Martin-Swaby made the appeal while speaking on behalf of Caribbean countries as she addressed a meeting called to discuss a proposed United Nations cybercrimes treaty in New York on Tuesday.
United States lead negotiator Deborah McCarthy, who guided the review of the treaty, pointed out that the US was focusing on international cooperation, technical assistance, prevention, and having a mechanism for implementing the agreement, along with some final provisions.
“CARICOM is deeply concerned about the threat and impact of computer crimes,” Martin-Swaby, who also heads the Cybercrimes and Digital Forensics Unit in the Office of the Director of Public Prosecutions, said at the meeting.
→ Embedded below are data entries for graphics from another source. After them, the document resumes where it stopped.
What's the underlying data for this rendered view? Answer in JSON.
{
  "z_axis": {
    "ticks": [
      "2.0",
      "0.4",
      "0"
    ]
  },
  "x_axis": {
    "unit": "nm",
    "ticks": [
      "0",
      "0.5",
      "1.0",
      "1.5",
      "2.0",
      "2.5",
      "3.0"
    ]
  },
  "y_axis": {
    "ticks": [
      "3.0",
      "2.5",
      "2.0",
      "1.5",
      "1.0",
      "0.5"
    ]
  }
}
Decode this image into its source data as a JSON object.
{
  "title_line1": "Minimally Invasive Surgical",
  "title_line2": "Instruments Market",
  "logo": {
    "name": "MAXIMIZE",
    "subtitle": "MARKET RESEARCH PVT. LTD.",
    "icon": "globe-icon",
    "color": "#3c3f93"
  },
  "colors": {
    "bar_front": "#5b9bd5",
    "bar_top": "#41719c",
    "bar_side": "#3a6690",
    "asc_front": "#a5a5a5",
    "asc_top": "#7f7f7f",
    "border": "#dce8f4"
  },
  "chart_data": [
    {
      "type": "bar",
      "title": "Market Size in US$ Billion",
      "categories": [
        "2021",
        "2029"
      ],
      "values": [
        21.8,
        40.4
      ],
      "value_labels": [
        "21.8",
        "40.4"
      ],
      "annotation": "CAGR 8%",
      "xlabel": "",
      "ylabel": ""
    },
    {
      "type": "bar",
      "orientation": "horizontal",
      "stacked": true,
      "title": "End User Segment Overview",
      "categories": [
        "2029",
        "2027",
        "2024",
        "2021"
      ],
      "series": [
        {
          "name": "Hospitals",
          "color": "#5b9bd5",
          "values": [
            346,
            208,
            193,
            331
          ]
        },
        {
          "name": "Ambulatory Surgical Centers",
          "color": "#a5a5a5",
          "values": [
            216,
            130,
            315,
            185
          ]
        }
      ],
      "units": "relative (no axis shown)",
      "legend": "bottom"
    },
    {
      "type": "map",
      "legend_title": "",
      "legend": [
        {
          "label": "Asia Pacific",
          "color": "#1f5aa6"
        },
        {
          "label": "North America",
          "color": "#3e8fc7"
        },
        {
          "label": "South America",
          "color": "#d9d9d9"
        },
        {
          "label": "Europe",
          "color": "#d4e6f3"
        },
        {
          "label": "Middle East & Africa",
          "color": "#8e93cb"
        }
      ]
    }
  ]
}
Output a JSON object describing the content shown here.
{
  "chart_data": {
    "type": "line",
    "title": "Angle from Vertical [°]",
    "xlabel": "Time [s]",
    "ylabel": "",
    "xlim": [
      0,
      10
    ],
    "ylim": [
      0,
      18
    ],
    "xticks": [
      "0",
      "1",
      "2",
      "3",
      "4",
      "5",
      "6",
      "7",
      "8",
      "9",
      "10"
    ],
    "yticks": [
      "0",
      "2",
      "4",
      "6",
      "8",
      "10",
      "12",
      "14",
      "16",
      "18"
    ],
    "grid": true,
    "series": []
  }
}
“Being transnational in nature, all member states of the United Nations are vulnerable in the fight against the use of ICTs (information and communication technologies) for criminal purposes. For this reason, CARICOM believes that the development of a multilateral convention to address the use of ICTs for criminal purposes must be inclusive, and, as such, it is important that there is full participation and adequate representation of all UN member states in this process, particularly small developing states such as those in our Caribbean Community.”
Several Caribbean countries, including Jamaica, suffer at the hands of cybercriminals on a yearly basis.
The Bank of Jamaica reported that, in the first nine months of 2018, there were 62 counts of Internet banking fraud in the island, totalling J$38.2 million. In 2016, Jamaica lost in excess of J$12 billion (US$100 million) to cybercrime, with evidence of hackings by Europeans.
Earlier this year, a PwC report put cybercrime at the top of the list of current threats facing businesses, noting that, of companies with over US$10 billion in global annual revenues, 52 per cent experienced fraud in the past 24 months.
Jamaica’s national security minister, Dr Horace Chang, has also acknowledged that cybercrime is among emerging security concerns in the Caribbean, noting that it grew during the COVID-19 pandemic through online fraud, extortion and ransomware.
The multinational convention is expected to provide a “settled list of substantive criminal offences which address and reflect a strident response to the main threat vectors within the cyber ecosystem, as well as a clearly defined outline of investigative powers”, said Martin-Swaby.
It would also create a framework for international cooperation, and a mechanism for offering technical assistance and capacity-building initiatives, especially as it relates to the needs of small developing states such as those in the CARICOM region.
Ultimately, the treaty would facilitate the criminalisation of cyber-dependent crimes which interfere with computer systems.
Vice-chairman of the ad hoc committee, Terlumun George-Maria Tyendezwa, said it was made clear when the UN General Assembly passed the December 2019 resolution to begin negotiations to form the treaty that the convention should focus on threats posed by cybercrime to collective economies, to ensure a minimum standard of procedural guidelines to facilitate the operation of law enforcement investigators.
“One of the key things that we look forward to achieving at the end of this process is a convention that makes ample provision for international cooperation,” Tyendezwa noted.
He said that, while countries are constrained by national borders, cybercriminals are not, and, until most countries are able to cooperate effectively, the fight against cybercrime will not be won.